Через два дня нагрянул посадник. Наёмники доскакали до близкого городка, оттуда мытарь выпустил голубей – и уже вскорости к взбунтовавшемуся городу подошли две лодки – на каждой по дюжине буртасов, – а берегом шла та самая дюжина настоящих хазарских бойцов, с кагановым пятипалым знаком на железных лбах шлемов. С нею ехал и тудун-посадник – однорукий сотник – то ли булгарин, то ли торк, а если и хазарин, так не из Белых, которому, коли уж не мог служить Итилю саблей, дали в прокорм Казарь и край вятичей. Глядел рысью – да на рысь и походил. Приплюснутый нос, скулы торчмя, узкие зелёные глаза, узкие усы с проблескивающей сединою.
К нему вышли все мужики города. Старейшина стоял чуть впереди, опираясь на посох, чтоб не выдать дрожи в ослабевших коленах.
– Вам надо было жаловаться мне, – на чистой вятической речи сказал тудун, глядя зелёными глазами поверх шапки старейшины. – Знаешь, что теперь?
– Я – старейшина. – Старейшина поднял голову, глядя посаднику в лицо, но тот смотрел мимо, и не было на его рысьей морде ни гнева, ни злобы – одна скука.
– Не так легко, старик. – Покачал головой в островерхом шлеме посадник. И закричал что-то по-буртасски.
Полторы дюжины пеших буртасов принялись выстраивать горожан в неровное подобие ряда. Двое остались у лодок, подозрительно зыркая по сторонам, да и на лес через Оку. Ещё четверо принялись выламывать тычины в тынах, примыкающих к торгу дворов, оставляя через равные промежутки одинокие колья.
Видели б бабы – снова б завыли. Мужики стояли молча. Молчал и кузнец Зычко, накануне свернувший набок скулу младшему брату старейшины за предложение переждать в соседнем селе с бабами – мол, коваль-то хороший, жаль будет, если что…
Он не жалел, но нестерпимо заныл копчик и непроизвольно стискивались ягодицы – словно уже почувствовав прикосновение деревянного острия.
Старейшину уже поволокли к первому колу, но тот вдруг стряхнул руки буртасов и решительно зашагал к посаднику. Наёмники рванулись было хватать за рукава, но посадник отмахнул плёткой, и буртасы просто пошли вслед за старым вятичем.

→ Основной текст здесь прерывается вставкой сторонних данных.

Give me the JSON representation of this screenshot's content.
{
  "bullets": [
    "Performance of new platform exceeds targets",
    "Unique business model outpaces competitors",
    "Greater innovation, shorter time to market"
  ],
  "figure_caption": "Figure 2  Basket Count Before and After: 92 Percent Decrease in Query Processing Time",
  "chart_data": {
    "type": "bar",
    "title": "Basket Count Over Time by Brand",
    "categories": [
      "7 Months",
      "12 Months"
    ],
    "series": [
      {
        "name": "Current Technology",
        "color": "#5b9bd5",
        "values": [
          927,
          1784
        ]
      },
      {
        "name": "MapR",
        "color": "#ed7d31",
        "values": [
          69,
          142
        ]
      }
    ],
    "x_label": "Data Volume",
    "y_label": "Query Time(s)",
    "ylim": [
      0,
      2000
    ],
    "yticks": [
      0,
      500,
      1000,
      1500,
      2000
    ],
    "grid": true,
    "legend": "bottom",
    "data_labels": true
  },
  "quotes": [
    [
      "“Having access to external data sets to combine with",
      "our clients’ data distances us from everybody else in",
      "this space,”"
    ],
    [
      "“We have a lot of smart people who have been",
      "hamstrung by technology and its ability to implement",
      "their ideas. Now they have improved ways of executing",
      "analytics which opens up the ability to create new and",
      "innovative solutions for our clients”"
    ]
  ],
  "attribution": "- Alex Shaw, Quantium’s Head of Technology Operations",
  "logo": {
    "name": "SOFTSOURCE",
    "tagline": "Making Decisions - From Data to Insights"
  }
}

Лицо у того было не бледным – красным, старческие глаза не по-старому горели злостью, какой горожане давно не видели в Нажире Горяйновиче.
– Лютой смертью помру, – негромко сказал старик, задирая голову к рысьемордому, наконец обратившему к нему взгляд раскосых зелёных глаз. – А знаю, за что – за род свой. А ты-то, блядь купленая, когда срамной смертью подыхать будешь – за что подохнешь? За щеляги обрезанные?
Последние слова уже выкрикнул в руках уволакивавших его к колу буртасов – посадник, недослушав, покривил безгубый рот над скошенным подбородком и сделал знак палачам.
Кричал в спину – тудун, тронув коня, подъехал к ряду мужиков и двинулся вдоль него, размеренно произнося:
– Первый, второй, третий, четвёртый, пятый, шестой, седьмой, восьмой, девятый – десятый! – тудун ткнул плетью, и буртасы, оставившие помирать на колу прогрызшего от боли губу, пустив на седую бороду вишнёвые струи, Нажира, ухватили десятого под локти и поволокли к свободному колу. А посадник продолжал всё так же размеренно:
– Первый, второй, третий…
Считать Зычко умел, и посадник ещё не доехал и полдороги до него, как он затеребил молодого парня-молотобойца:
– Встань сюда! Эй, Незванко! Тебе говорю, ну, очнись!
– Ч-что, дядько Зычко?! – с трудом оторвав огромные побелевшие глаза от умиравших на кольях соплеменников, подмастерье уставился на кузнеца. – З-зачем?
– Да живо ты, ну! – в отчаяньи рыкнул кузнец, когда уже над ними раздалось:
– …Восьмой. – Сухощавый горшеня Векша протяжно всхлипнул от облегчения и зашатался, чуть не упав. – Девятый. – Кнутовище сунулось едва не в лоб кузнецу и упёрлось в подбородок Незвану. – Десятый.